The manuscript found some early critics upon arriving in Chicago. Robert P. Casey "voiced his suspicion in 1947". In 1988 Mary V. Orna found that one of the illustrations contained Prussian blue (KFe[Fe(CN)_{6}]), produced since 1704 only. This did not resolve the question of authenticity, however, as it was "conceivable that the illuminations could have been retouched in a naïve attempt at restoration."
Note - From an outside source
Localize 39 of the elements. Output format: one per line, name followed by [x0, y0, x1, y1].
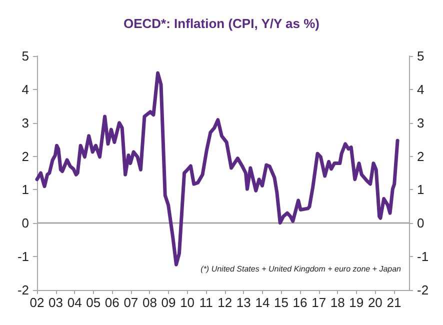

In early 2006 the University of Chicago announced that digital images of the manuscript had appeared online in an effort to "foster further research." By February Stephen Carlson had announced his findings that the codex was a forgery, and proved his case beyond a doubt at the 2006 Annual Meeting of the Society of Biblical Literature. Its text has been copied from Philipp Buttmann's 1860 Greek New Testament edition (based on Cardinal Mai's edition of Codex Vaticanus Graecus 1209). This is especially obvious since the forger also followed Buttmann in 81 out of 85 places where his edition departed from the Codex Vaticanus text. Furthermore, in three places the copyist of 2427 had accidentally omitted a line (6:2, 8:12, 14:14), and it transpired that in each verse the omitted text corresponds exactly to the lineation of Buttmann's edition.

Furthermore, microscopic, chemical and codicological testing eventually proved in 2009 that the manuscript had been made in 1874 at the earliest.

What made the text a forgery was that it was carefully manufactured in the style of a medieval codex, when it was in fact a very recent creation, no older than the late 19th century. What originally made scholars so suspicious was that it was textually the closest known manuscript – in fact, virtually identical – to Codex Vaticanus, but of a much later date. Furthermore, Greek codices of a single gospel are extremely unusual, further contributing to the suspicion that it was made as a souvenir.